A fiery denunciation of war and oppression, the abuse of press and dysfunctional political institutions, his poem goes even further, asking if “rank corruption” shall “pass unheeded by”, mourning how “Millions to fight compell’d, to fight or die / In mangled heaps on War’s red altar lie”. He also fulminates against the “cold advisers of yet colder kings … who scheme, regardless of the poor man’s pang, / Who coolly sharpen misery’s sharpest fang, / Yourselves secure.”

The poet and former children’s laureate Michael Rosen, who has agitated for the poem to be made public since it was rediscovered in 2006, said that at times in the poem Shelley strays close to sedition, despite the young writer’s assertion at the start that the poem is not “subversive of the existing interests of Government”.

“It was dangerous of Shelley to write that ‘Man must assert his native rights, must say / we take from Monarchs’ hand the granted sway’”, said Rosen.

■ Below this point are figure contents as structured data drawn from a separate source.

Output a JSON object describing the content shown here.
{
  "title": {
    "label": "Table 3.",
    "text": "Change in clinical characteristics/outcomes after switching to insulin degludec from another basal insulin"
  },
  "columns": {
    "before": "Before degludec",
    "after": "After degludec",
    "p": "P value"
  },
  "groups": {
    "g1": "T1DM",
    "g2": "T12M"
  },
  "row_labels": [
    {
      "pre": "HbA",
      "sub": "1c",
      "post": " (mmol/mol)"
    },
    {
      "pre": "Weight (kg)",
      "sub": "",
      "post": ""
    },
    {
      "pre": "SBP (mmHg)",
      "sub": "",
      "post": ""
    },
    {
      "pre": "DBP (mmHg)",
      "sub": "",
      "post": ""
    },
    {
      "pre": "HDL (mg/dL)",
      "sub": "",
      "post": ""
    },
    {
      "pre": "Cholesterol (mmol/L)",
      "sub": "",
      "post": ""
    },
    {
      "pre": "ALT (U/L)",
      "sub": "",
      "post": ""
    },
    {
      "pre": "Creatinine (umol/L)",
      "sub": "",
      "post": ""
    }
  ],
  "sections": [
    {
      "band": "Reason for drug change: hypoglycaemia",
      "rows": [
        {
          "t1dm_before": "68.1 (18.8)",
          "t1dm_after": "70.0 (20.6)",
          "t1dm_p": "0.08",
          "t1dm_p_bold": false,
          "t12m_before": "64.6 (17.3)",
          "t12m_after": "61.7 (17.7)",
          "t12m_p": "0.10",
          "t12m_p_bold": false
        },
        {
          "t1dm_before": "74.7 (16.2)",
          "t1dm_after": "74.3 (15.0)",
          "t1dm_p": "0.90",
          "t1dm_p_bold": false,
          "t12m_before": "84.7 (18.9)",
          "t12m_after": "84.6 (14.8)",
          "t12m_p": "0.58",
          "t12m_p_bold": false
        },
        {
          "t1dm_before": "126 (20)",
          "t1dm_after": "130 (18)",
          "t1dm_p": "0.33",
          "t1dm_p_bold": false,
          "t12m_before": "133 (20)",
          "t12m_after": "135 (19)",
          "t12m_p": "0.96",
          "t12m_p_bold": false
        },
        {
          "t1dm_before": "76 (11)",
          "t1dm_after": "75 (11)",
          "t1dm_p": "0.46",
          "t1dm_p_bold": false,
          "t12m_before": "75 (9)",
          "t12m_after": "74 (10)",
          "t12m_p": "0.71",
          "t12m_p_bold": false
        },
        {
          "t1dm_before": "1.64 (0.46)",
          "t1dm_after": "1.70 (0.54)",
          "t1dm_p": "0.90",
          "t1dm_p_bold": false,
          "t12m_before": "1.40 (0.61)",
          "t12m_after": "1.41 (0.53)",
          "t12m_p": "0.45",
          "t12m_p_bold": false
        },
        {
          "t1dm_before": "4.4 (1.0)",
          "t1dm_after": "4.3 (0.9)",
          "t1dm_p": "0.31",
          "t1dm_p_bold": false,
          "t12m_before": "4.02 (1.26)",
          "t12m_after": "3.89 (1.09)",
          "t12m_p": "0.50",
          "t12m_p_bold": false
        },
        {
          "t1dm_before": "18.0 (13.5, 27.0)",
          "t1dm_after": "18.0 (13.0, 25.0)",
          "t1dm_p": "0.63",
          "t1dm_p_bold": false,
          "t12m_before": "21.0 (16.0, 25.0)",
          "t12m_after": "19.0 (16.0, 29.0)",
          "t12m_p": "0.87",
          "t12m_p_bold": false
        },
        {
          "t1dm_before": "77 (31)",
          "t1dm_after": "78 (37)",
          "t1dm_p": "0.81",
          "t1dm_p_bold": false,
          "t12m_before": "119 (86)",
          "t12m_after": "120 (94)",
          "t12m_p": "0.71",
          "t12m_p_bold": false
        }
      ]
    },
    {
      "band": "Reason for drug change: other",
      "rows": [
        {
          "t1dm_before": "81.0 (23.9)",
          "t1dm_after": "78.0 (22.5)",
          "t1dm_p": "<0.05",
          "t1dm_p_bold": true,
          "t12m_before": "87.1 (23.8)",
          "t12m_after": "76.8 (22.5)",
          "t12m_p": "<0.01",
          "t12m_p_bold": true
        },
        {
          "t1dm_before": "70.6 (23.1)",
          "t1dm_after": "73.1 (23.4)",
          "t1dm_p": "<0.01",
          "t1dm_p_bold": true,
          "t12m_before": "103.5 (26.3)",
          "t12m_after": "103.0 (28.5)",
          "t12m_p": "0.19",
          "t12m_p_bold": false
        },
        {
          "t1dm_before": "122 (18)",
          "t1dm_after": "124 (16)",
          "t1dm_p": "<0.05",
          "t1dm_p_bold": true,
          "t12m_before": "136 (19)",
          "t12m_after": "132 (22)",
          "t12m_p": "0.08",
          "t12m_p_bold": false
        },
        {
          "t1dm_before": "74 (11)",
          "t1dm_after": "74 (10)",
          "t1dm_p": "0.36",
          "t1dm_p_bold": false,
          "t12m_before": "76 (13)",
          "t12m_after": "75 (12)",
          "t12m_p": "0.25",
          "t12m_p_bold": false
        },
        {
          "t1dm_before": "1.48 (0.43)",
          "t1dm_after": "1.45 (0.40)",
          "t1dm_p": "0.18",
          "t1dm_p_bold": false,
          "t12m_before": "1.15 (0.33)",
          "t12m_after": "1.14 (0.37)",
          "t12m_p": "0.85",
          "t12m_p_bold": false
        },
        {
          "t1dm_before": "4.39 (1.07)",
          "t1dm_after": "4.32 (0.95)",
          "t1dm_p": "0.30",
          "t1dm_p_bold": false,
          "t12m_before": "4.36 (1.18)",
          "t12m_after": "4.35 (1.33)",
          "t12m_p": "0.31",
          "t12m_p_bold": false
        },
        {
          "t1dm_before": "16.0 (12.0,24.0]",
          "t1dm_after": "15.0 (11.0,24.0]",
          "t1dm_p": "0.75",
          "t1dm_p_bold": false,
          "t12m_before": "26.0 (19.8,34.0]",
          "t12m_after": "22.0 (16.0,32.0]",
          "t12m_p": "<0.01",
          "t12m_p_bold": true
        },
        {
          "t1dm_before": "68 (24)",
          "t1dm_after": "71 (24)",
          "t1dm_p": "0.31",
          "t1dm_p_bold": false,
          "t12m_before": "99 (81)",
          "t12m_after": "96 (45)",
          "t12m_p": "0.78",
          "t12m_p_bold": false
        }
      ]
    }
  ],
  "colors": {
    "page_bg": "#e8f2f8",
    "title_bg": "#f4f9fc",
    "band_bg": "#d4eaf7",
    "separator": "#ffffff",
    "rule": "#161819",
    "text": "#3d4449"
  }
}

“The poem has great topicality for now with its mention of ministers supporting war and foreign oppression … Edward Said was at pains to point out that he couldn’t find any objection to colonialism and imperialism in English literature. Here it is. Shelley spends a good few lines on pointing out the oppression of British imperialism in India,” said Rosen, highlighting how Shelley writes that “The fainting Indian, on his native plains, / Writhes to superior power’s unnumbered pains.”

“Even as Lynton Crosby comes up with yet another phrase to sustain this government in power (‘we must live within our means’), this poem appears. Wonderful reminder that ’twas ever thus,” said the poet.

Rosen pointed out that the poem also sees Shelley write of government advisers, “To whose fell breast no passion virtue brings”, who have the power to “breathe / O’er all the world the infectious blast of death”, and to “Make a tired nation bless the oppressor’s name”.

Rosen said the poem was full of “portable triggers, lines of political outrage for people to catch and hold”. He added: “Political writing is often like that, but in times of oppression and struggle, this is no bad thing: a portable phrase to carry with us may help us.”